Compilation album by Duke Ellington
- Released: 1982
- Recorded: August 19–20, 1961, and December 9, 1957
- Studio: Columbia, Los Angeles and New York City
- Genre: Jazz
- Label: Columbia
- Producer: Irving Townsend/Teo Macero

Duke Ellington chronology
| First Time! The Count Meets the Duke (1961) | The Girl's Suite and The Perfume Suite (1982) | All American in Jazz (1962) |

= The Girl's Suite and The Perfume Suite =

1982 album by Duke Ellington

The Girl's Suite and The Perfume Suite is an album by the American pianist, composer and bandleader Duke Ellington that compiles recordings from 1957 and 1961. It was released on the Columbia label in 1982.

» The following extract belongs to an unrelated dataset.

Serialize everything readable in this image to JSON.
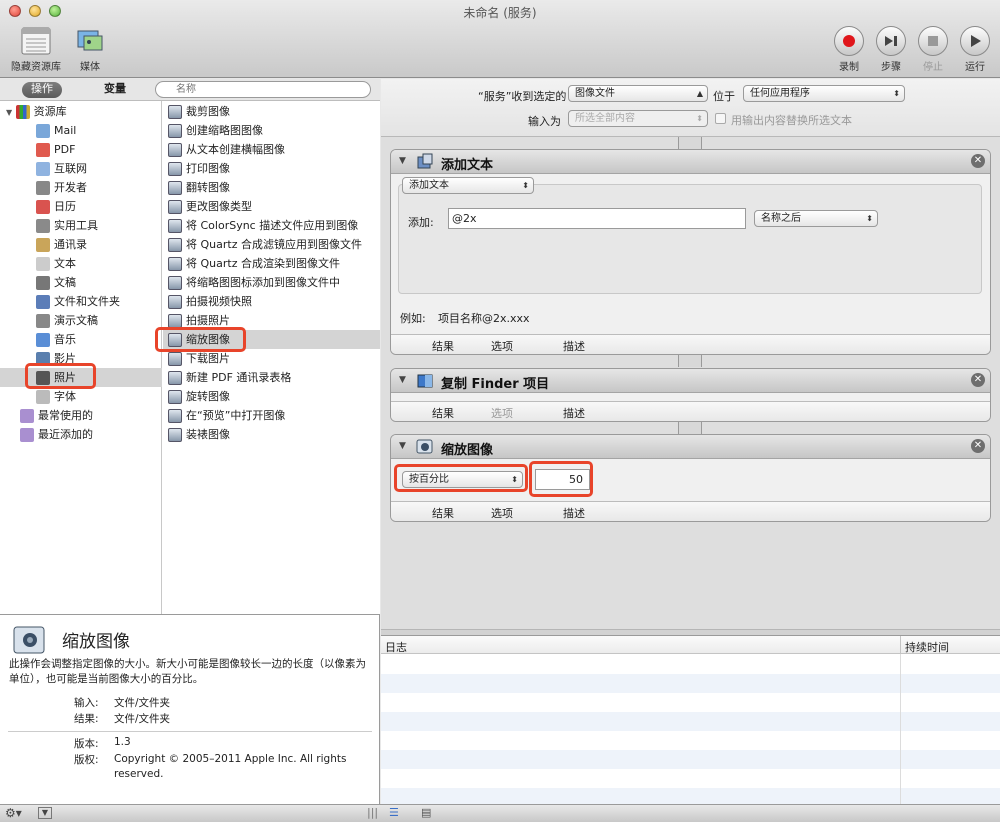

Re The Perfume Suite, as per Stanley Dance in the original album notes, "Originally premiered at Carnegie Hall on 19 December 1944, this four-part work was a deliberate attempt to dazzle a seated audience. 'The premise behind it,' Ellington wrote in Music Is My Mistress, 'was what perfume does to or for the woman who is wearing it, and each part portrayed the mood a woman gets into – or would like to get into – when wearing a certain type of perfume.

==Reception==

The AllMusic review by Scott Yanow stated, "Overall, this set is mostly comprised [sic] lesser Ellington pieces, but it is certainly not without its interesting moments."

Professional ratings
Review scores
| Source | Rating |
| AllMusic | Star |

==Track listing==
All compositions by Duke Ellington except where noted.
1. "Girls" – 2:41
2. "Mahalia" – 3:12
3. "Peg o' My Heart" (Fred Fisher, Alfred Bryan) – 2:59
4. "Sweet Adeline" (Harry Armstrong) – 2:49
5. "Juanita" – 3:18
6. "Sylvia" – 2:41
7. "Lena" – 2:13
8. "Dinah" (Harry Akst, Sam M. Lewis, Joe Young) – 2:33
9. "Clementine" (arranged Ellington) – 2:48
10. "Diane" (Ernö Rapée, Lew Pollack) – 2:37
11. "Under the Balcony" – 2:55
12. "Strange Feeling" – 3:53
13. "Dancers in Love" – 2:17
14. "Coloratura" – 2:50

- Recorded at Columbia 30th Street Studio, New York, on December 2, 1957 (tracks 11 & 14) and December 9, 1957 (tracks 12 & 13), and at Columbia Studio, Los Angeles, on September 19, 1961 (tracks 1–6) and September 20, 1961 (tracks 7–10)

==Personnel==
- Duke Ellington – piano
- Cat Anderson, Shorty Baker (tracks 12 & 13), Willie Cook (tracks 1–11 & 14), Ed Mullens (tracks 1–10), Ray Nance, Clark Terry (tracks 11–14) – trumpet
- Lou Blackburn (tracks 1–10), Lawrence Brown (tracks 1–10), Quentin Jackson (tracks 11–14), Britt Woodman (tracks 11–14) – trombone
- John Sanders – valve trombone (tracks 11–14)
- Chuck Connors – bass trombone (tracks 1–10)
- Jimmy Hamilton – clarinet, tenor saxophone
- Johnny Hodges – alto saxophone
- Russell Procope – alto saxophone, clarinet
- Paul Gonsalves – tenor saxophone
- Harry Carney – baritone saxophone, clarinet, bass clarinet
- Aaron Bell (tracks 1–10), Jimmy Woode (tracks 1–14) – bass
- Sam Woodyard – drums
- Milton Grayson – vocals (track 12)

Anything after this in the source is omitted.